There will be much pondering, too, as to whether Mercury’s software will be a hit at HP. We have already been contacted by one former disgruntled HP executive who ended up at the company after his software firm was acquired, and who noted that: “Their track record in everything related to software is disastrous: eSpeak, SoftBench, Bluestone, Verifone, etc. Nothing that they have done in this millennium would lead me to believe that they have learned anything from these previous fiascos.”
It is true that HP’s track record in software is poor to say the least. This is particularly true in the middleware space where its strategy was to build its own, then partner with BEA, then buy Bluestone and continue to partner with BEA, then shut Bluestone and partner with all of the major middleware vendors instead.
But for all of its software shortcomings its OpenView systems management suite still has a good reputation in the systems, network and IT service management spheres, and has remained a reliable competitor to the chief rivals IBM, CA and Compuware.
What it lacked though was the overarching management framework that provides a view not only of systems and network management but that offers senior IT personnel a dashboard view of all of their projects, and crucially tallies cost and time budgets with delivery.
This is what Mercury brings to the table. Sceptics would argue that HP has waited too long and so paid the price: Compuware bought IT governance with its $100m purchase of ChangePoint in May 2004, and CA bought into IT governance with the $350m purchase of Niku in June 2005. Even the beleaguered Borland saw the value in IT governance some time back, buying the admittedly small project portfolio management outfit Legadero in October last year.
But while IT governance is clearly one of the big reasons for the acquisition of Mercury, one should not forget that it was only a small part of its portfolio. Its bread and butter was automated software testing tools, to which it had gradually added application performance and availability management, moving from pre-deployment technology to applications that optimised applications after they had been put into production.
These technologies, added to its IT governance technology, were well marketed under the umbrella it called “Business Technology Optimisation”. Not only had it successfully managed to diversify beyond its testing tools roots while many of its rivals fell by the wayside (Segue’s acquisition by Borland being the latest example), but it did a relatively good job of educating the market about the importance of “quality” in software development and deployment.
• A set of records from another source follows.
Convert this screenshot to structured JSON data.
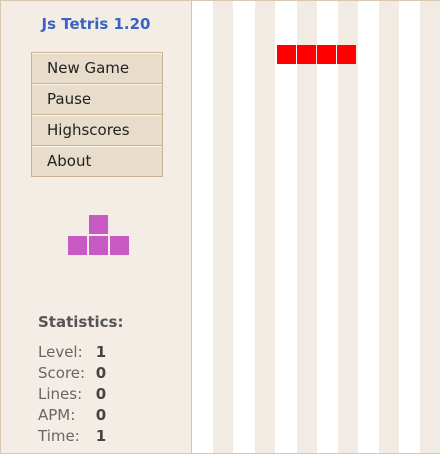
{
  "app": {
    "title": "Js Tetris 1.20"
  },
  "menu": {
    "new_game": "New Game",
    "pause": "Pause",
    "highscores": "Highscores",
    "about": "About"
  },
  "next_piece": {
    "shape": "T",
    "color": "#c75bc3"
  },
  "statistics": {
    "title": "Statistics:",
    "level_label": "Level:",
    "level": "1",
    "score_label": "Score:",
    "score": "0",
    "lines_label": "Lines:",
    "lines": "0",
    "apm_label": "APM:",
    "apm": "0",
    "time_label": "Time:",
    "time": "1"
  },
  "board": {
    "active_piece": {
      "shape": "I",
      "color": "#ff0000"
    }
  }
}
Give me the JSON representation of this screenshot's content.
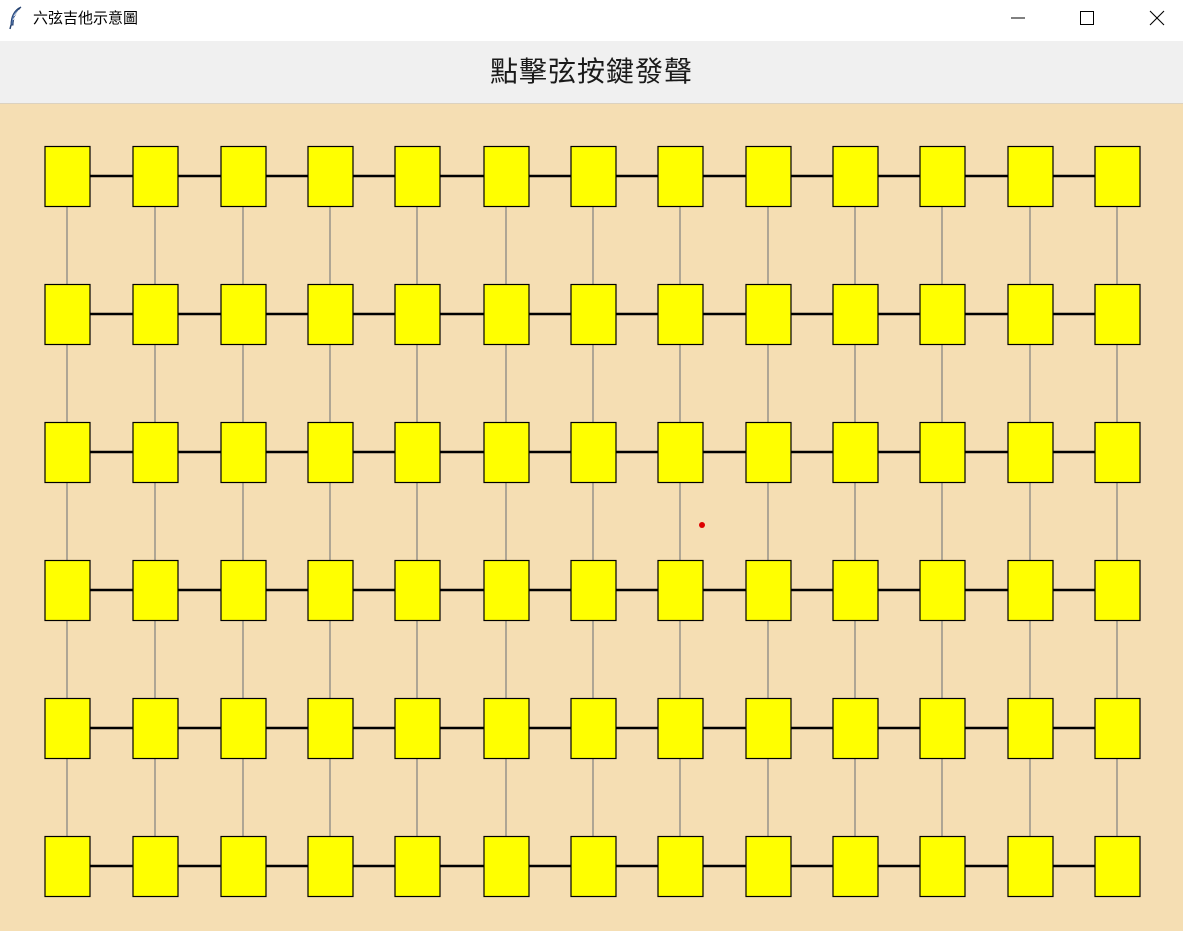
{
  "window": {
    "title": "六弦吉他示意圖",
    "icon": "feather-icon",
    "controls": [
      "minimize-icon",
      "maximize-icon",
      "close-icon"
    ]
  },
  "header": {
    "label": "點擊弦按鍵發聲"
  },
  "fretboard": {
    "strings": 6,
    "frets": 13,
    "background_color": "#f5deb3",
    "key_color": "#ffff00",
    "key_border_color": "#000000",
    "string_color": "#000000",
    "vertical_line_color": "#808080",
    "marker_color": "#dd0000"
  }
}
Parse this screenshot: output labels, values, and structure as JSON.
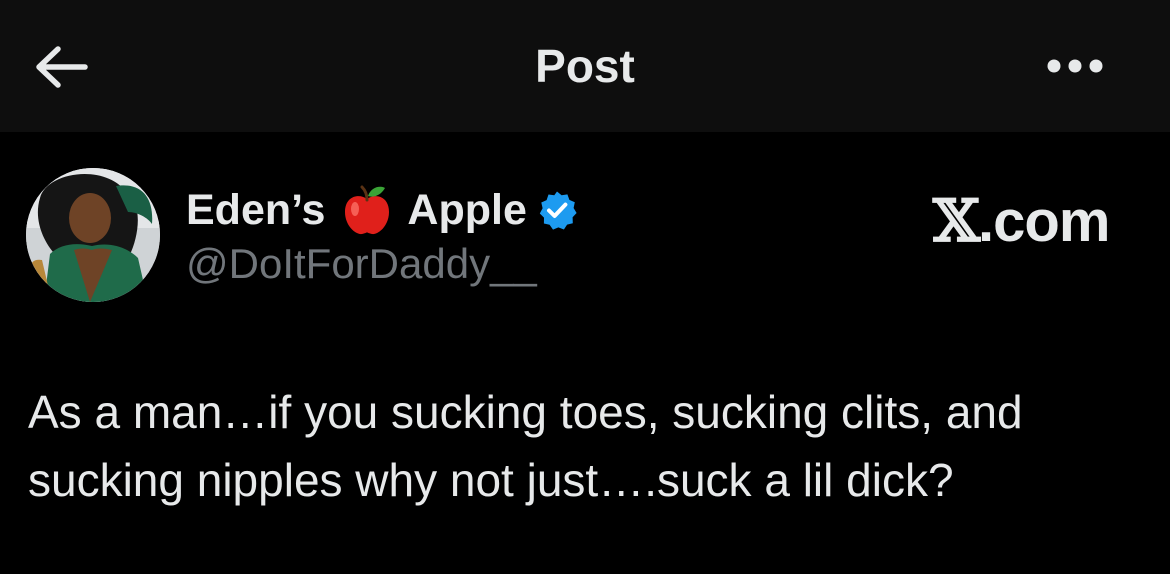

It wasn’t for no reason that the company had become a Wall Street darling before its accounting scandal, consistently delivering exemplary revenue and profitability growth. As the firm’s chief marketing officer Christopher Lochead told me earlier this year, “We love our technology and we love beating the s**t out of our competitors.”
With its acquisition of Mercury, HP says it will almost double the size of its software business. But whether it is able to retain Mercury’s apparent passion for its BTO vision — let alone replicate Mercury’s exemplary marketing of that same vision — is a big question considering HP’s software acquisition history.
On a conference call to discuss the acquisition, HP chief financial officer Bob Wayman acknowledged that the ongoing restatement could potentially leave HP open to some liabilities: “We frankly cannot fully protect against some potential liability,” he said. From where we are standing, the question is not what liability Mercury poses to HP. The question is what liability HP poses to Mercury.